READ ALSO ‘Wrong letterbox’: Supreme Court insolvency hearing on Griffith’s Warburn winery delayed by alleged postal mix-up

Region asked LAHC if it did not pay Matrix its final payments of $150,000, why this money wasn’t given to the unpaid subcontractors and how it responded to Mr Loh’s bullying claims. In response, LAHC said Matrix was not entitled to the final payments as the works had not been completed and strongly refuted allegations of bullying.

A previous investigation by Region revealed LAHC/Homes NSW bureaucrats failed to see a public online notice revealing Matrix Group Co was uninsured, and somehow also missed another public online notice indicating it was in liquidation – continuing its contract with the Sydney-based company after both of these events.

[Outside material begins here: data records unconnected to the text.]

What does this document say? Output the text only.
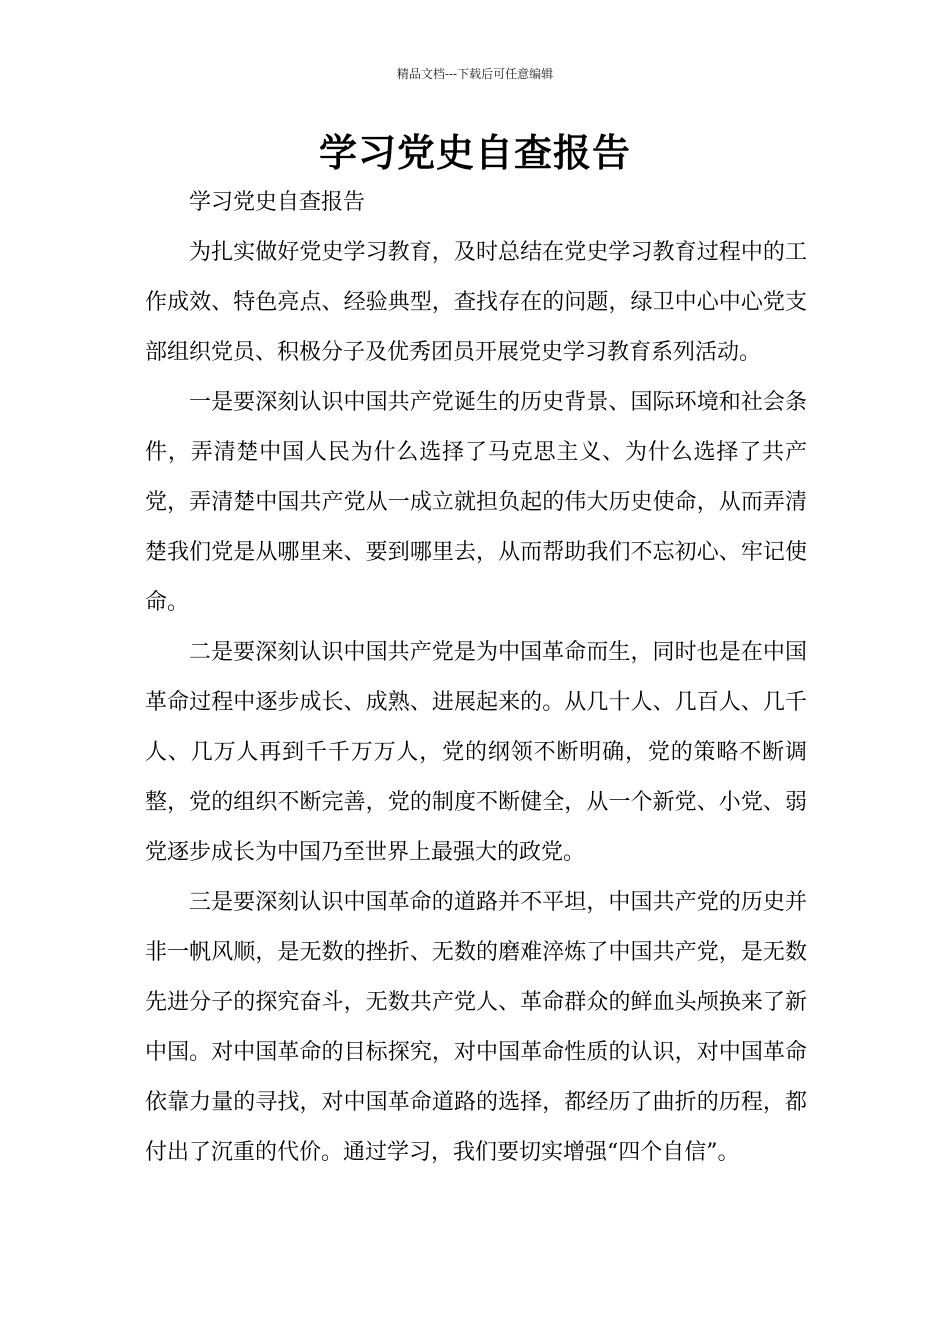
精品文档---下载后可任意编辑
学习党史自查报告

学习党史自查报告

为扎实做好党史学习教育，及时总结在党史学习教育过程中的工作成效、特色亮点、经验典型，查找存在的问题，绿卫中心中心党支部组织党员、积极分子及优秀团员开展党史学习教育系列活动。

一是要深刻认识中国共产党诞生的历史背景、国际环境和社会条件，弄清楚中国人民为什么选择了马克思主义、为什么选择了共产党，弄清楚中国共产党从一成立就担负起的伟大历史使命，从而弄清楚我们党是从哪里来、要到哪里去，从而帮助我们不忘初心、牢记使命。

二是要深刻认识中国共产党是为中国革命而生，同时也是在中国革命过程中逐步成长、成熟、进展起来的。从几十人、几百人、几千人、几万人再到千千万万人，党的纲领不断明确，党的策略不断调整，党的组织不断完善，党的制度不断健全，从一个新党、小党、弱党逐步成长为中国乃至世界上最强大的政党。

三是要深刻认识中国革命的道路并不平坦，中国共产党的历史并非一帆风顺，是无数的挫折、无数的磨难淬炼了中国共产党，是无数先进分子的探究奋斗，无数共产党人、革命群众的鲜血头颅换来了新中国。对中国革命的目标探究，对中国革命性质的认识，对中国革命依靠力量的寻找，对中国革命道路的选择，都经历了曲折的历程，都付出了沉重的代价。通过学习，我们要切实增强“四个自信”。
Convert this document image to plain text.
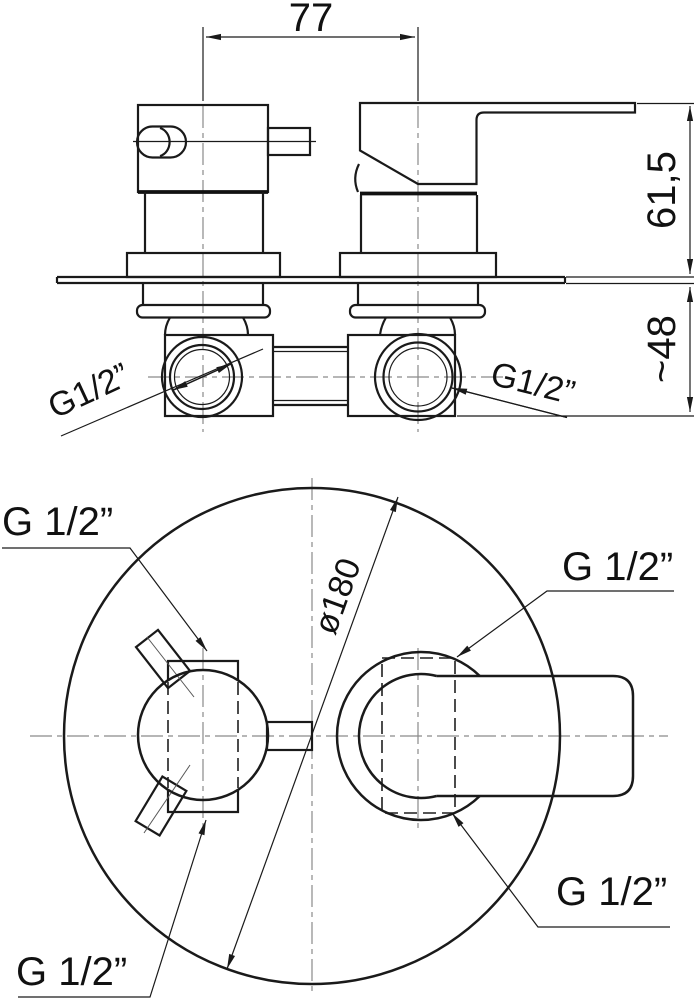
77
61,5
~48
G1/2”	G1/2”
ø180
G 1/2”
G 1/2”
G 1/2”
G 1/2”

Mr Loh said a lot of compiling issues led to the demise of Matrix with COVID being “the final nail in its coffin”.

Ms Burns also questioned recent Instagram posts showing Mr Loh holidaying in Europe, wondering if he was living it up while tradies owed money were struggling.

“It’s been three years … I have a well-off girlfriend who paid for travel,” Mr Loh said. “I was also hurt financially. There’s been serious ramifications for me personally. I’m renting and don’t own a car; I can’t even get a phone in my name; I can’t get finance.”

Ms Burns says that since LAHC chose Matrix while it was insolvent, LAHC should compensate her now that Matrix is in liquidation.

Wagga MP Joe McGirr has also urged the NSW Government to pay Ms Burns and other affected tradies directly.

Region previously asked Minister Jackson if she would take any action against LAHC bureaucrats for choosing an insolvent company to build public housing, but she did not respond.